The reader is cautioned that assumptions used in the preparation of any forward-looking information may prove to be incorrect. Events or circumstances may cause actual results to differ materially from those predicted, as a result of numerous known and unknown risks, uncertainties, and other factors, many of which are beyond the control of the Company. As a result, we cannot guarantee that any forward-looking statement will materialize and the reader is cautioned not to place undue reliance on any forward-looking information. Such information, although considered reasonable by management at the time of preparation, may prove to be incorrect and actual results may differ materially from those anticipated.
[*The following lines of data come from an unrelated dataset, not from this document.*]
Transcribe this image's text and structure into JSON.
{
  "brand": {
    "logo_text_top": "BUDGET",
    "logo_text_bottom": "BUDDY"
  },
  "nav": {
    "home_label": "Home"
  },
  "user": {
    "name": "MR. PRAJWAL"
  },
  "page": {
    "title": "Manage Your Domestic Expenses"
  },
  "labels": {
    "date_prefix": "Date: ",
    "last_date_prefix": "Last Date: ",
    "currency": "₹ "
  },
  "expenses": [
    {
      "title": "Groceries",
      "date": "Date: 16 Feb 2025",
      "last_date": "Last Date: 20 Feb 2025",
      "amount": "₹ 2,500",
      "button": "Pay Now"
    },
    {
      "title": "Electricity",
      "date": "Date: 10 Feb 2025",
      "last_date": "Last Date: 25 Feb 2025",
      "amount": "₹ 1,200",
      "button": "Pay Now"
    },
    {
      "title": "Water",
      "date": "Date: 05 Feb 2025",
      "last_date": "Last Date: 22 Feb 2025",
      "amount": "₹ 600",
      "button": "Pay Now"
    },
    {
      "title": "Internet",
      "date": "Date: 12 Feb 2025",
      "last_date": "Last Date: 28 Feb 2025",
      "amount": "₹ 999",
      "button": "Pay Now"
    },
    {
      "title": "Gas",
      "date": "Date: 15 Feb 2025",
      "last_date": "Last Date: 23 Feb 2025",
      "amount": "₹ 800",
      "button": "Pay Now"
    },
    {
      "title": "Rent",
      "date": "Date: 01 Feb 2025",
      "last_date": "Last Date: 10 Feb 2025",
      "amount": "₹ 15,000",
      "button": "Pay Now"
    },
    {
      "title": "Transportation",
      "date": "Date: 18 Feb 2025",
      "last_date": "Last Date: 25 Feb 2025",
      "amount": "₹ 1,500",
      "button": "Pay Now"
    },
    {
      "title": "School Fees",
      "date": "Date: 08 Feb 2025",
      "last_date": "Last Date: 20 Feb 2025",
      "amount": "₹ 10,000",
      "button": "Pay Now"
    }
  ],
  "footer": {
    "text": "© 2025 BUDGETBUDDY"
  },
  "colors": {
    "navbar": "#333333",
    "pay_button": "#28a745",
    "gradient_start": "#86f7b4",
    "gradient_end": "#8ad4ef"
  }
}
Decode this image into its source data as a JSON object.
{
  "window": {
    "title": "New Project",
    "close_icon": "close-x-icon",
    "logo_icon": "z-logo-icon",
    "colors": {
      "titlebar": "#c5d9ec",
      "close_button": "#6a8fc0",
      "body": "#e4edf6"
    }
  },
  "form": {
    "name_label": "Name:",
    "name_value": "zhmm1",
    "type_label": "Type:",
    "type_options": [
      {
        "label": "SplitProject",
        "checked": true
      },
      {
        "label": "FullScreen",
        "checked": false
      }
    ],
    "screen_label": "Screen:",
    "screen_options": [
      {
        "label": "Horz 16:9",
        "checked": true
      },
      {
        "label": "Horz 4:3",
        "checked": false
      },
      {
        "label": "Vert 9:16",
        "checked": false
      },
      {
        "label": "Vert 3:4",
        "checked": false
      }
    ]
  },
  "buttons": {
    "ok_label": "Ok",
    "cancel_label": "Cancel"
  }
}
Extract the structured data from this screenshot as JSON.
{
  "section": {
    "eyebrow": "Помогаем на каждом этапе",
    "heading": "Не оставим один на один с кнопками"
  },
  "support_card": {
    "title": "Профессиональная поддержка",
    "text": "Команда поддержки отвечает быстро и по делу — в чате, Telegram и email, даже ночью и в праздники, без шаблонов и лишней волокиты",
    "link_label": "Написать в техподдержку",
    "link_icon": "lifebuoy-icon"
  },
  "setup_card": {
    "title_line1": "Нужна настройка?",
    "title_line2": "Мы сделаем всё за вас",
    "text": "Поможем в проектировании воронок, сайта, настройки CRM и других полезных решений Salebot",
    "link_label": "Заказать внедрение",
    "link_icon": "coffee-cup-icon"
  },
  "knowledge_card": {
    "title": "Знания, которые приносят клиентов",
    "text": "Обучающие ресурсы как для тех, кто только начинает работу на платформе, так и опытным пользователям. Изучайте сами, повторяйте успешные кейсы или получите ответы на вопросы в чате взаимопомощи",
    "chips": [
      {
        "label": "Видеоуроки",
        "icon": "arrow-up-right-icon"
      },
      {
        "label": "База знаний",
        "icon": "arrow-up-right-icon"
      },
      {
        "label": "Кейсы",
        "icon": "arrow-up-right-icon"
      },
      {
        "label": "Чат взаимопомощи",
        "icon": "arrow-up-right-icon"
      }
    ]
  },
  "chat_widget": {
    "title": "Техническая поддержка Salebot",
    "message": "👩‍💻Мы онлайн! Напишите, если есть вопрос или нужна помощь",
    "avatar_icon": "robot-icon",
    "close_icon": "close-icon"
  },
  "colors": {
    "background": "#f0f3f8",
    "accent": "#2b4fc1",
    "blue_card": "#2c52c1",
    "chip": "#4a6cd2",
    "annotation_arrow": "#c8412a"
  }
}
Forward-looking statements contained in this news release are expressly qualified by this cautionary statement. The forward-looking statements contained in this news release are made as at the date of this news release, and the Company does not undertake any obligation to update publicly or to revise any of the included forward-looking statements, whether as a result of new information, future events or otherwise, except as expressly required by Canadian securities law.
Neither the TSXV nor its Regulation Services Provider (as that term is defined in the policies of the TSXV) accepts responsibility for the adequacy or accuracy of this news release.